Mel Gray MNF vs. Dallas: Being a fan of the Cardiac Cardinals football team as a kid in the 70’s was pretty cool. Whenever they were down in a game, they had a chance to come back. As the Big Red became good, I learned to hate the Cowboys and the Redskins. In November of 1977, the Cardinals were rebounding from a bad start to the season and went to Dallas on a Monday night. Down 17-10 in the fourth quarter, Jim Hart hit Mel Gray for a majestic 49-yard touchdown bomb, with Gray splitting the Cowboy defense and outrunning safety Aaron freaking Kyle. Kyle stumbled over his feet into the end zone, and Gray threw the ball down by his helmet after scoring. It was a “take that” moment, and it was awesome. Moments later, Hart capped another TD drive with a three-yard pass to Jackie Smith, and the Cardinals won 24-17. Gray doing that is a moment that’s still in my mind’s eye to this day. It was awesome. (6:05 mark)

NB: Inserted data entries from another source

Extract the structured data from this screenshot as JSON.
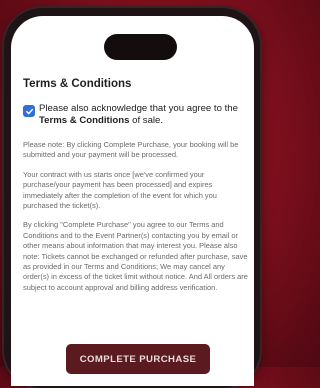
{
  "modal": {
    "title": "Terms & Conditions",
    "acknowledgement": {
      "checked": true,
      "text_before": "Please also acknowledge that you agree to the ",
      "link": "Terms & Conditions",
      "text_after": " of sale."
    },
    "paragraphs": [
      "Please note: By clicking Complete Purchase, your booking will be submitted and your payment will be processed.",
      "Your contract with us starts once [we've confirmed your purchase/your payment has been processed] and expires immediately after the completion of the event for which you purchased the ticket(s).",
      "By clicking \"Complete Purchase\" you agree to our Terms and Conditions and to the Event Partner(s) contacting you by email or other means about information that may interest you. Please also note: Tickets cannot be exchanged or refunded after purchase, save as provided in our Terms and Conditions; We may cancel any order(s) in excess of the ticket limit without notice. And All orders are subject to account approval and billing address verification."
    ],
    "complete_button": "COMPLETE PURCHASE"
  },
  "colors": {
    "background": "#7a0f1c",
    "checkbox": "#2f6fd6",
    "button": "#5a1a20"
  },
  "icons": {
    "checkbox": "checkmark-icon"
  }
}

Mizzou goes to Nebraska and wins: Mizzou’s football program was known as the Giant Killers in the 1970’s…they beat tons of ranked teams, but could never beat Oklahoma and Nebraska. Until November 18, 1978. Kellen Winslow caught six passes for 132 yards from Phil Bradley, and James Wilder rambled for 181 yards on 28 carries, with the last of his four touchdowns being a bruising seven-yard struggle with 3:42 left to give the Tigers one of their best wins of that Giant Killing decade.

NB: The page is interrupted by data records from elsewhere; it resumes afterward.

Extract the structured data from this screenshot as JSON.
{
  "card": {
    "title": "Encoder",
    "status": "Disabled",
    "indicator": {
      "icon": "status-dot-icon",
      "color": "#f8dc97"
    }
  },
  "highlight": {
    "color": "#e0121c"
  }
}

As much as I liked all those moments, one stands out in my mind’s eye as my favorite…
The Phantom catch: The disdain that our town had for the Washington Redskins, and specifically their coach George Allen, was palpable in the 70’s. So, when they came to St. Louis on November 16, 1975 with an identical 6-2 record to the Big Red’s, you could cut the tension with a knife. The Redskins led 14-3 entering the 4th quarter and 17-10 in the final minute, when Jim Hart hit Gray for the tying score. (3:17 mark…As you can see there was no doubt that it WAS a catch.)

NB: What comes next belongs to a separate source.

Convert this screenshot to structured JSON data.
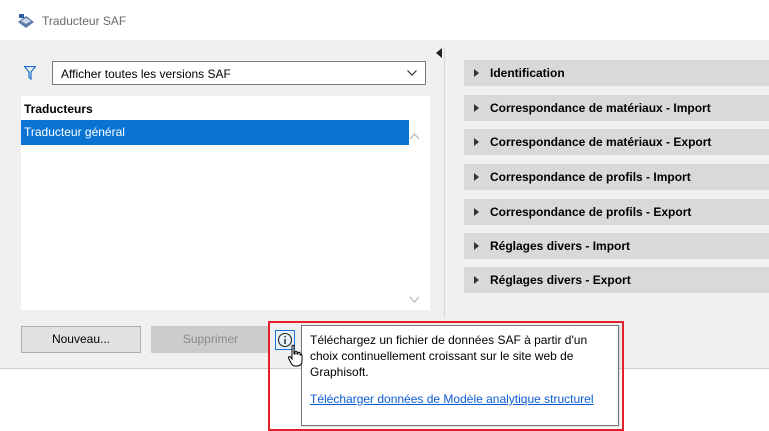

What made the score particularly great was that the Redskin defender, Pat Fisher, was a notorious whiner. Originally, the pass was called incomplete, but Dan Dierdorf talked the officials into calling in a touchdown. In overtime, the Cardinals rammed the ball down the throat of the Washington defense, and Jim Bakken kicked the game winning field goal. Fischer went crazy. Allen called for a congressional investigation. And the Cardinals won. St. Louis didn’t win a championship in the 70’s, so beating Allen and the Redskins that day was as gratifying a win during the decade as we had. Gray’s Phantom Catch was the top moment of the 70’s for me.